At an early motor stage, Parkinson’s disease (PD) is predominantly characterized by a progressive loss of the nigrostriatal dopaminergic neurons leading to a severe state of dopamine depletion. In addition to the decline in dopaminergic function, other neurotransmitter systems are involved in PD, including the nicotinic cholinergic system. We investigated in vivo brain nicotinic acetylcholine receptor (nAChR) distribution in cognitively intact subjects with PD at an early stage of the disease.
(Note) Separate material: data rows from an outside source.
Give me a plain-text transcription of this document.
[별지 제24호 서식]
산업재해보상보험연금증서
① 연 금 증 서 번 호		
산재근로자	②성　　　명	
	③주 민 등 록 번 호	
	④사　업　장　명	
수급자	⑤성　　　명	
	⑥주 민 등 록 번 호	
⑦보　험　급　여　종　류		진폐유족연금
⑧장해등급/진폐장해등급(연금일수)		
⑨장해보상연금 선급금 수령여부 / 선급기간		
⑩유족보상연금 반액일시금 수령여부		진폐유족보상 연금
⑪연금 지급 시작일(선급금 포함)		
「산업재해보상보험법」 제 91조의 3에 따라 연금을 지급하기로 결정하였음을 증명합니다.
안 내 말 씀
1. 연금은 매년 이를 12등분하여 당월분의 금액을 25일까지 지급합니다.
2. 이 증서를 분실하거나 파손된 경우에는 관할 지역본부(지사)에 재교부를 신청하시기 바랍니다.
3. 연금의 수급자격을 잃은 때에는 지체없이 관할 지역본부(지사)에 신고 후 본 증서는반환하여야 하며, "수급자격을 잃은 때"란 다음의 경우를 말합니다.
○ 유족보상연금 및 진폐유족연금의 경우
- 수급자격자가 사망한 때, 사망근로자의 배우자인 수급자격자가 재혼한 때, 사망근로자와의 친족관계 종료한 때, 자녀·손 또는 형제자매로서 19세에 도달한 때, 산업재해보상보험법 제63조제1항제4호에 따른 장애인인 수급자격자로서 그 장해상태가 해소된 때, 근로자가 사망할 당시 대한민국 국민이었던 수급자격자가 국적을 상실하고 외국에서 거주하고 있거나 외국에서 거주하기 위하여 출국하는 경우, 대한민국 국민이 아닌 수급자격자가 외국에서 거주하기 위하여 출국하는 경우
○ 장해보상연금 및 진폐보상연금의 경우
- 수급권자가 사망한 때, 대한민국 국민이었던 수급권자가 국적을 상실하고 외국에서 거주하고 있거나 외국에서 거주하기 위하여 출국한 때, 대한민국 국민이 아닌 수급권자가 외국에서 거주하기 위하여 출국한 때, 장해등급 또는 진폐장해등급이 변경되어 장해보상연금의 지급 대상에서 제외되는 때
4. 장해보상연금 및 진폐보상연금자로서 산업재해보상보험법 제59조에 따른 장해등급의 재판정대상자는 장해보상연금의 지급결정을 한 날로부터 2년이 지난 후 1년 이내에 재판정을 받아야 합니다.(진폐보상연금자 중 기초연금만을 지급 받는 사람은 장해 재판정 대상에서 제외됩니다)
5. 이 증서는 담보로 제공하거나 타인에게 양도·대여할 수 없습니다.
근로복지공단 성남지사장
Fourteen patients with PD (8 males; median age: 64 years, range 52–78 years, median UPDRS-III motor part score 21, range 9–33, in meds-off phase), and 13 healthy subjects were imaged with single photon emission computed tomography (SPECT) and the radiotracer 5-[123I]iodo-3-[2(S)-2-azetidinylmethoxy]pyridine ([123I]5IA). Clinical inclusion criteria for subjects with PD were as follows: (1) UPDRS part I score of 0; (2) disease duration <7 years (anamnestic to first motor symptoms onset); (3) Hoehn and Yahr scale, stage 2; (4) no psychiatric disorders or other neurological diseases other than PD; and (5) absence of any signs indicative for atypical parkinsonism. The data was calculated as the ratio of mean count per voxel to mean count per voxel of the global [123I]5IA brain uptake for each region and each subject. Also a voxel-based analysis was performed using SPM8 applying the proportional scaling global mean, thresholded at p<0.05 corrected for family wise-error.
We found significant differences in [123I]5IA binding values within the striatum of cognitively intact PD patients at an early disease stage compared to controls. In particular, the putamen showed a higher density of nAChRs bilaterally (1.36±0.1 vs. 1.08±0.1, contralateral to the clinically most affected hemibody and 1.37±0.13 vs. 1.09±0.09, ipsilateral; p<0.001 all), whereas the caudate nucleus had a lower nAChRs density (0.86±0.12 vs. 1.04±0.15, contralateral and 0.81±0.2 vs. 1.11±0.21 ipsilateral; p<0.01 all). Two functionally correlated cortical areas, namely the insular cortex and the orbitofrontal cortex showed higher and lower nAChR density, respectively. Disease duration positively correlated with nAChR density in ipsilateral (=0.56, p<0.05) but not contralateral (=0.49, p=0.07) putamen.
The SPM analysis confirmed a reduced nAChRs density in the (right) caudate nucleus. This analysis also showed in PD patients a lower density of nAChRs in left middle frontal gyrus (BA11) and left middle temporal gyrus (BA21). On the contrary, cholinergic activity was increased in the supplementary motor area (SMA) (i.e. right precentral gyrus and right middle frontal gyrus, BA6).
We observed, for the first time in vivo, higher nAChR density in brain regions of the motor and limbic basal ganglia circuits of subjects with PD. Our findings support the notion of an up-regulated cholinergic activity at the striatal and possibly cortical level in cognitively intact PD patients at an early stage of disease.